A straightforward revamp of BVI business law would help combat financial crime and boost the territory’s reputation, says Martin Kenney.


Martin Kenney, Head of Firm at Martin Kenney & Co (MKS), is calling for a new civil asset forfeiture law and tweaks to the BVI’s existing business legislation to help combat financial crime and boost the territory’s reputation.

These moves could also potentially put tens of millions of dollars in the government’s coffers, argues Kenney.

“Pass a law that allows [the government] to get in the game of forfeiting — taking the proceeds of corruption — to the extent that some small number of BVI companies are being used for these kinds of grandly illicit purposes.”

Speaking exclusively to The BVI Beacon newspaper, Kenney said that civil asset forfeiture — through which law enforcement can seize property from those suspected of criminal activity without necessarily securing a conviction against them — could be used to target bad actors from other countries who misuse BVI companies.

The new law should include provisions similar to sections of the UK’s Proceeds of Crime Act dealing with unexplained wealth orders.

“All this is is a way in which a statute could be enacted, called the Civil Asset Forfeiture Act, coupled with an unexplained wealth order jurisdiction, to allow our courts and our attorney general to move forward and seek the forfeiture of the proceeds of crime, corruption and fraud happening abroad but using BVI companies either to take money illicitly or hiding it.”

Previously proposed law

The reforms were first suggested as part a proposed bill that Martin Kenney & Co helped draft about 12 years ago at the request of the then-governor.

Such legislation has been occasionally promised in successive governments’ annual Speeches from the Throne, including in January 2023, but never enacted. Kenney added that the proposed law could bring a significant boost to the government’s treasury.
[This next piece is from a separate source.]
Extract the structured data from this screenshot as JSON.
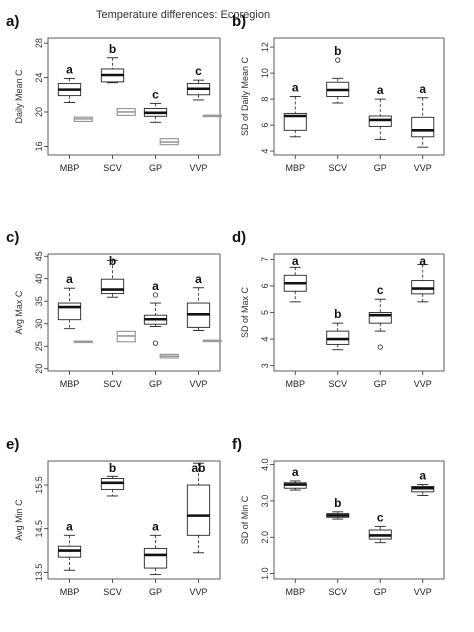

“Even in a small case, $40 million recovery would be 10 percent of our public budget. And why not? What does it cost to pass the statute?”

Fraud exception

A related reform recommendation would tweak existing legislation.

“We just want [the government] to create a fraud exception to the notion that a company after a certain period of time can never be resurrected or restored. It’s a problem for older cases where you need to sue directors for dishonest breach of trust. If you can’t resurrect the company, then the victims have no legal standing to sue the bad director.”

Kenney said such moves would boost the BVI’s image on the world stage.

“It would help to burnish our reputation — that we are not here as a pirate’s cove or that we are not here to help ne’er-do-wells and miscreants to steal money and hide it. We are here with a legal system that’s rational, robust and provides access to justice.”

Martin Kenney and MKS recently organised and hosted a unique anti-fraud conference in the BVI, which brought together around 100 elite lawyers from asset recovery network ICC Fraudnet. The conference was addressed by the Hon. Lorna Smith and headline-sponsored by BVI Finance.